Pheu Thai has one more eligible candidate, 77-year-old Chaikasem Nitisiri, a Thaksin loyalist and former justice minister.

Other candidates come from the conservative parties, including Anutin Charnvirakul of the Bhumjaithai Party and Prayuth Chan-ocha, formerly of the United Thai Nation (UTN) Party, who led the 2014 coup and then ruled Thailand for nine years. Prayuth is currently a member of the Privy Council, and he would need to step down to return to politics.

Thitinan Pongsudhirak, a professor and senior fellow of the Institute of Security and International Studies at Chulalongkorn University’s Faculty of Political Science, said Anutin of Bhumjaithai appears to be the most viable candidate.

“Bhumjaithai has fewer MPs and is half the size of Pheu Thai.
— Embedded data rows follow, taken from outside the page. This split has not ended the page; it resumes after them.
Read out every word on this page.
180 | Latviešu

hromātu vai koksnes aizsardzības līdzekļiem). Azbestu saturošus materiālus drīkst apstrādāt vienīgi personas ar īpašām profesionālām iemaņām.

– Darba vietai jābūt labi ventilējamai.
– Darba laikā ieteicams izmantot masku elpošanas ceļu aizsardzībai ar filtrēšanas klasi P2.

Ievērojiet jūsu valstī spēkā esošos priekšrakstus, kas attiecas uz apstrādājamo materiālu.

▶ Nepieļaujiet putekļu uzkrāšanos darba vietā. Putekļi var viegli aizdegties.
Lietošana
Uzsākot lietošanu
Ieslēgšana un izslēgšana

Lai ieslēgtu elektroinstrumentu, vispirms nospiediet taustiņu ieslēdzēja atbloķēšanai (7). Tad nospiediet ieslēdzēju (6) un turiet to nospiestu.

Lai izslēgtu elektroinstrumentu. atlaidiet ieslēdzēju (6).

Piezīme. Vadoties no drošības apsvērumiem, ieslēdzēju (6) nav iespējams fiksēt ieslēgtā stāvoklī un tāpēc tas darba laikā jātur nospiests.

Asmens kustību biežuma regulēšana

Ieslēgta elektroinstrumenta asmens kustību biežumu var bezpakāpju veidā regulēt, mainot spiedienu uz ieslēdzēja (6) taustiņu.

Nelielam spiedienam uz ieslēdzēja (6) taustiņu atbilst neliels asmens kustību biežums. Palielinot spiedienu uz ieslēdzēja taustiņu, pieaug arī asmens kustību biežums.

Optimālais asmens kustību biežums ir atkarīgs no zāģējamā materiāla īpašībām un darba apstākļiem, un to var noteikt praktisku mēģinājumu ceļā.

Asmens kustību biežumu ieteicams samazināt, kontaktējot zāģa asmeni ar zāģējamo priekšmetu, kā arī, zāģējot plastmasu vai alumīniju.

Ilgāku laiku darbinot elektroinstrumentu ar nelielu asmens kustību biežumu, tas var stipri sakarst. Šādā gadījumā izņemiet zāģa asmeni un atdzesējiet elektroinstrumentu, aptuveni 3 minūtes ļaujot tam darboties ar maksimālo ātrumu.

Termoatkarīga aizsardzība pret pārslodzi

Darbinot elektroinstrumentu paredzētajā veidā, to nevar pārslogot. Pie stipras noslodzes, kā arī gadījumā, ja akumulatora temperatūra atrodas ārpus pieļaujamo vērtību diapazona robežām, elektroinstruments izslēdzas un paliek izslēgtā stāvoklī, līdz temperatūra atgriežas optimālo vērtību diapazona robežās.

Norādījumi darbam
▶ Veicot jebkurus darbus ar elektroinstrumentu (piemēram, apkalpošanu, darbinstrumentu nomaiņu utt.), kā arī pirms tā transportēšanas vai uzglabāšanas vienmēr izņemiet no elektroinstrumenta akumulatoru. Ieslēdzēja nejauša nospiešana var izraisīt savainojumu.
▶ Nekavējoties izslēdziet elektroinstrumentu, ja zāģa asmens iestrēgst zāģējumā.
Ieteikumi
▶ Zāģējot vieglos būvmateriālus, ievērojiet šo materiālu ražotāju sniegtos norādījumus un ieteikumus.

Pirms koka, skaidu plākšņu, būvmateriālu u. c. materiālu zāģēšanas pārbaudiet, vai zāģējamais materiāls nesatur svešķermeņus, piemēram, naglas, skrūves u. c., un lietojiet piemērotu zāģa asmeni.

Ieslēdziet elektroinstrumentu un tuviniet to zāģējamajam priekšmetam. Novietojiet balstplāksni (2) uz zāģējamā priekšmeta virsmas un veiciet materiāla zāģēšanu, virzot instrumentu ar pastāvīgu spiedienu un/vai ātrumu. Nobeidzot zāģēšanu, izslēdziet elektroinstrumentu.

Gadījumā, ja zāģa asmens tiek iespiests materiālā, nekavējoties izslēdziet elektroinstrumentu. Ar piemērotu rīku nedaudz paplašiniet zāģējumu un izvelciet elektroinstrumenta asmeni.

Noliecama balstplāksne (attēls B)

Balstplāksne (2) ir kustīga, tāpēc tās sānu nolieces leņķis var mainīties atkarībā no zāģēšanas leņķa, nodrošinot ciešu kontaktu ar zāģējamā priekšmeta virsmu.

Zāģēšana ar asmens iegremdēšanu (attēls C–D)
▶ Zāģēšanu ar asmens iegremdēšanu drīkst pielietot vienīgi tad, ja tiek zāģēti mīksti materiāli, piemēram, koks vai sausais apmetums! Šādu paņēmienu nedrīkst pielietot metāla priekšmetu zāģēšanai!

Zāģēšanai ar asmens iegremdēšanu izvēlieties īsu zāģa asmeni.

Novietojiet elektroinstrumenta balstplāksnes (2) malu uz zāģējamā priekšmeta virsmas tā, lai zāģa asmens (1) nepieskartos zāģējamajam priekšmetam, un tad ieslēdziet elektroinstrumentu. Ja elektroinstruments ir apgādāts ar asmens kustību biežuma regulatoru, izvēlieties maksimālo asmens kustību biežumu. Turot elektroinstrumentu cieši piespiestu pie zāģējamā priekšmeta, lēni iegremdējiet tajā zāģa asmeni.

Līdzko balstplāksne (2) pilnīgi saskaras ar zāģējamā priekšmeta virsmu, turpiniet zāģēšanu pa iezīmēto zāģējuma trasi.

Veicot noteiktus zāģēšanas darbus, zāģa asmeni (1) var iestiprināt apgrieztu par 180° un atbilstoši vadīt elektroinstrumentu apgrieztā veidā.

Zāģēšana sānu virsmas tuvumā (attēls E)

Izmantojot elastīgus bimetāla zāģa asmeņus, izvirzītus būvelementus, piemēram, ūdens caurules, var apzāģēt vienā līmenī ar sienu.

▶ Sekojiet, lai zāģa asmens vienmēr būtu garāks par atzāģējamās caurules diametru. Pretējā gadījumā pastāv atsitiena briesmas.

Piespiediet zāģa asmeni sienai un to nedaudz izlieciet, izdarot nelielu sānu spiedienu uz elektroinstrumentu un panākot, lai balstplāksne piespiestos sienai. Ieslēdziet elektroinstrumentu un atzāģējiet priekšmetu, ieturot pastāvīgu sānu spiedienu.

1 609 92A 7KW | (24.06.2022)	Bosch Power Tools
But Bhumjaithai has what appears to be palace backing and the support of the Senate,” he said.

“Anutin can make deals whereby Pheu Thai can still be in government and control key choice cabinet portfolios that they want, and Bhumjaithai under Anutin, a coalition government with Pheu Thai can run out the clock into the next election, possibly.”

If legislators are not able to agree on a new government, a snap election may have to be called.

Thitinan, however, said a new election would not solve Thailand’s political limbo.

He described Thai politics as in a “straitjacket, whereby elected governments get overthrown, through manipulation, subversion, while the autocratic forces that do the overthrowing cannot get elected”.

“It’s been around for two decades, and you know, the question to me today is not about Paetongtarn being removed, but why is it that Thailand keeps having its prime ministers suspended and being removed? And the answer is that the conservative forces do not want reform and progress,” he said.